Gold Price Reaches Three-Week High Amid US Rate Cut Expectations

On Tuesday, gold prices surged to their highest level in approximately three weeks, fueled by growing expectations that the US Federal Reserve will cut interest rates next month, prompting investors to seek the metal as a safe haven.
In the spot market, gold prices increased by 0.4% to $4,135.55 per ounce, while US gold futures for December delivery rose by 0.6% to $4,147.60 per ounce.
This rise comes in the context of recent US economic data indicating a decline in the labor market and consumer confidence, with the US economy losing jobs in October, particularly in the public sector and retail. Additionally, consumer confidence fell to its lowest level in three and a half years in November, amid concerns over the impact of the longest government shutdown in US history.
According to the CME Group's "FedWatch" tool, traders now see a 64% probability that the Federal Reserve will lower interest rates by 25 basis points next month.

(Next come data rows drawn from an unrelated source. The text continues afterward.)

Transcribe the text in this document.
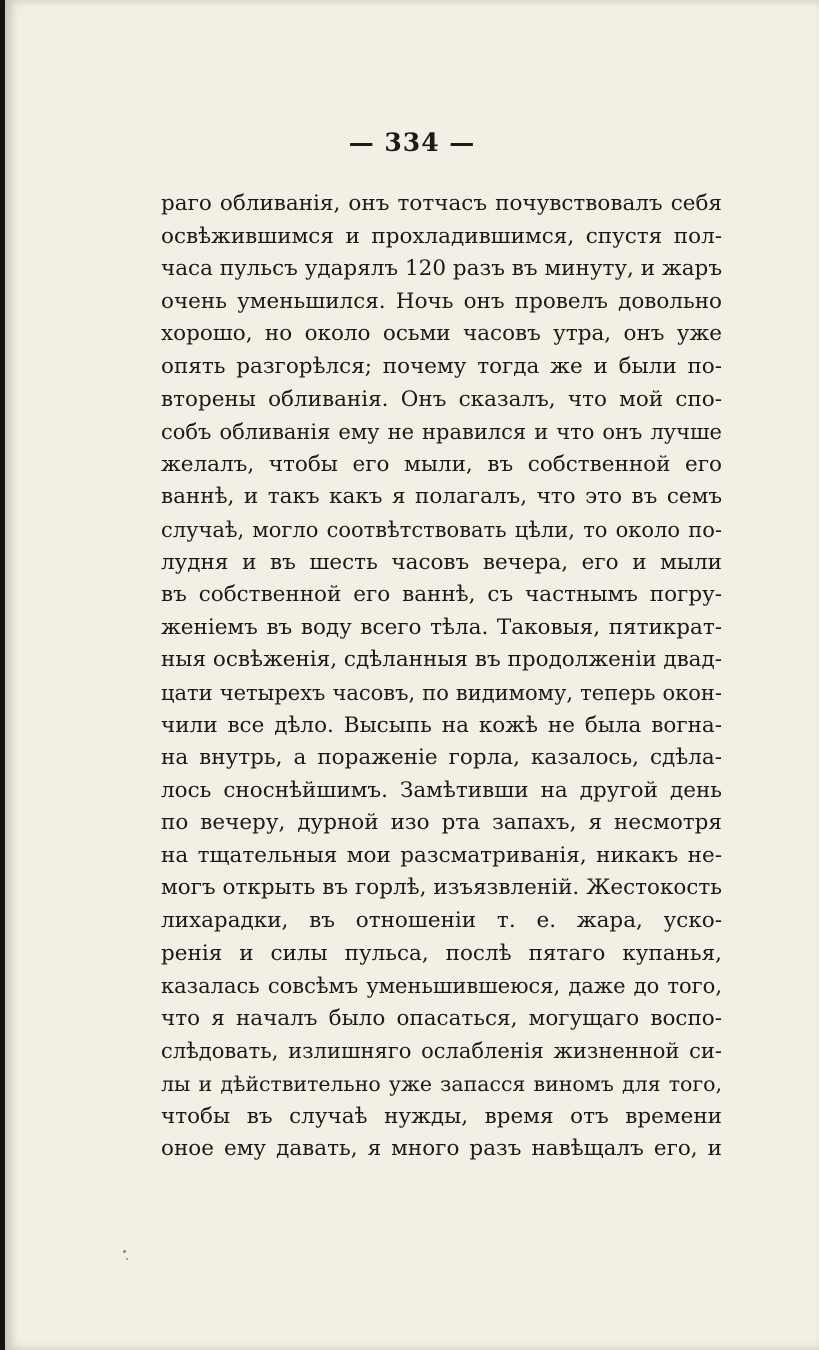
— 334 —
раго обливанія, онъ тотчасъ почувствовалъ себя
освѣжившимся и прохладившимся, спустя пол-
часа пульсъ ударялъ 120 разъ въ минуту, и жаръ
очень уменьшился. Ночь онъ провелъ довольно
хорошо, но около осьми часовъ утра, онъ уже
опять разгорѣлся; почему тогда же и были по-
вторены обливанія. Онъ сказалъ, что мой спо-
собъ обливанія ему не нравился и что онъ лучше
желалъ, чтобы его мыли, въ собственной его
ваннѣ, и такъ какъ я полагалъ, что это въ семъ
случаѣ, могло соотвѣтствовать цѣли, то около по-
лудня и въ шесть часовъ вечера, его и мыли
въ собственной его ваннѣ, съ частнымъ погру-
женіемъ въ воду всего тѣла. Таковыя, пятикрат-
ныя освѣженія, сдѣланныя въ продолженіи двад-
цати четырехъ часовъ, по видимому, теперь окон-
чили все дѣло. Высыпь на кожѣ не была вогна-
на внутрь, а пораженіе горла, казалось, сдѣла-
лось сноснѣйшимъ. Замѣтивши на другой день
по вечеру, дурной изо рта запахъ, я несмотря
на тщательныя мои разсматриванія, никакъ не-
могъ открыть въ горлѣ, изъязвленій. Жестокость
лихарадки, въ отношеніи т. е. жара, уско-
ренія и силы пульса, послѣ пятаго купанья,
казалась совсѣмъ уменьшившеюся, даже до того,
что я началъ было опасаться, могущаго воспо-
слѣдовать, излишняго ослабленія жизненной си-
лы и дѣйствительно уже запасся виномъ для того,
чтобы въ случаѣ нужды, время отъ времени
оное ему давать, я много разъ навѣщалъ его, и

Stephen Miran, a member of the Federal Reserve Board, confirmed on Monday that a 50 basis point cut in December would be appropriate, citing declining inflation and rising unemployment rates.
Gold, which does not yield interest, tends to benefit from a low interest rate environment and sees increased demand during times of economic uncertainty.
It is noteworthy that the US Senate approved a compromise on Monday that ended the longest government shutdown in US history, resolving a crisis that disrupted food assistance for millions and withheld paychecks from hundreds of thousands of federal employees.